In New York City, for example, Dart spent well over 1.5 million dollars in lobbying, attorney’s fees and campaign contributions in its ultimately unsuccessful five-year effort to upend the foam ban that was enacted by the City Council in 2013. 

And in San Diego, Dart doled out over $200,000 in political campaigns and lobbying fees to defeat the recently adopted foam ban. Dart had for years been squeezing the levers of power in that city to push a foam “recycling” alternative, even though city officials there and elsewhere concluded that there is no viable market for recycling dirty foam and that such efforts were a waste of time and money.

Around the nation, such industry protestations have for the most part succeeded only in delaying but not defeating efforts to jettison foam food and beverage containers.

And, fortunately, there are readily available substitutes for polystyrene foam containers that are more environmentally friendly. Compostable paper is one option. For example, polystyrene foam lunch trays are out and compostable paper trays are in at New York City public schools and some of the other largest school systems in the country. These schools are partners in the Urban School Food Alliance, which has used its purchasing power to procure cost-competitive compostable trays manufactured in the US for its member school districts.
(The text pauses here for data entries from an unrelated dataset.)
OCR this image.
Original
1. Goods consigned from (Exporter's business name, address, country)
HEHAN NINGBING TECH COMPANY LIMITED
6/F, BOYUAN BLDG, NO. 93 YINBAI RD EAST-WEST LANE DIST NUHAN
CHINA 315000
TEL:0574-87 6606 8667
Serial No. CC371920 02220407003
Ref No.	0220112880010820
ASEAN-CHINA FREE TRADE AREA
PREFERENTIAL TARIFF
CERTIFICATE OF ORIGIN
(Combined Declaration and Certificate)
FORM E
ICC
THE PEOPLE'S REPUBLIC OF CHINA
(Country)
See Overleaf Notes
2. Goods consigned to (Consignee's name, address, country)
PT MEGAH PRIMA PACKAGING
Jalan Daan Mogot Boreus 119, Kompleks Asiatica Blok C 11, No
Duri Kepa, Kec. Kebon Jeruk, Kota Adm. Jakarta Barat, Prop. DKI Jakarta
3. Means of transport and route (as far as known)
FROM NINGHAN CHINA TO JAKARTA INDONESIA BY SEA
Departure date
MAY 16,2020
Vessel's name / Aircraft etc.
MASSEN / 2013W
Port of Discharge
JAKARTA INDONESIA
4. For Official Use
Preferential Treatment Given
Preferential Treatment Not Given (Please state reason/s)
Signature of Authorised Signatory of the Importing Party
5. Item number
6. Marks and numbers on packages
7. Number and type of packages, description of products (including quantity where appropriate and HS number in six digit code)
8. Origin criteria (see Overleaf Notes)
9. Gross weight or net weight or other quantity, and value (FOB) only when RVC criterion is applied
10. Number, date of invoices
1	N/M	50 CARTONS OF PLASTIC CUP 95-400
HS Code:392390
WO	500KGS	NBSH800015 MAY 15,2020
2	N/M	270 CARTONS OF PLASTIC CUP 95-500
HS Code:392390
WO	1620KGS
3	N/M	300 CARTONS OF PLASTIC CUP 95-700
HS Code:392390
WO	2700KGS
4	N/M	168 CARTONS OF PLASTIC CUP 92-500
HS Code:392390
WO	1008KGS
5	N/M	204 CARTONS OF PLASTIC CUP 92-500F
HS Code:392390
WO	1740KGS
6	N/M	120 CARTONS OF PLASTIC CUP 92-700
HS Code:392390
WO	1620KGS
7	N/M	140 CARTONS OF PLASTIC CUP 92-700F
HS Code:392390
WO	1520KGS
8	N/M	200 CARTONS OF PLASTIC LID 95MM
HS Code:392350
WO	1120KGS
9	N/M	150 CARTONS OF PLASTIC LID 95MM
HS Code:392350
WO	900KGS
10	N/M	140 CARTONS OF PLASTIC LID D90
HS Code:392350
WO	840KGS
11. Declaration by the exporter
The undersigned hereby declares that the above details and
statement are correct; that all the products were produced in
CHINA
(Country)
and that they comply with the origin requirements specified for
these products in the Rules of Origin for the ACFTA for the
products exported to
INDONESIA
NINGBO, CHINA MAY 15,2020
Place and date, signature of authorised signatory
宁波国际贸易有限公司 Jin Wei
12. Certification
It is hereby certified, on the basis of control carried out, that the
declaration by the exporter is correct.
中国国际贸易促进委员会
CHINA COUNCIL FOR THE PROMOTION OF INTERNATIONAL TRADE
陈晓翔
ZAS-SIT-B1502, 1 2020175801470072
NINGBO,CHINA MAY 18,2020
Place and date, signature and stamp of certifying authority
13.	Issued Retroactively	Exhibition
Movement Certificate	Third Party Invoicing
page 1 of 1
Despite the continuing progress in reducing polystyrene foam containers, related trends are disturbing. Experts predict that overall plastics production is expected to double by 2050. And since plastics are manufactured from oil and gas feedstocks, the nation’s growing plastics consumption provides continuing economic sustenance to the fossil fuel industry.

Thus, the emerging success in phasing out foam containers is best viewed as one part of the larger battle to slash reliance on all single-use plastics and indeed to end the use of climate-altering fossil fuels themselves.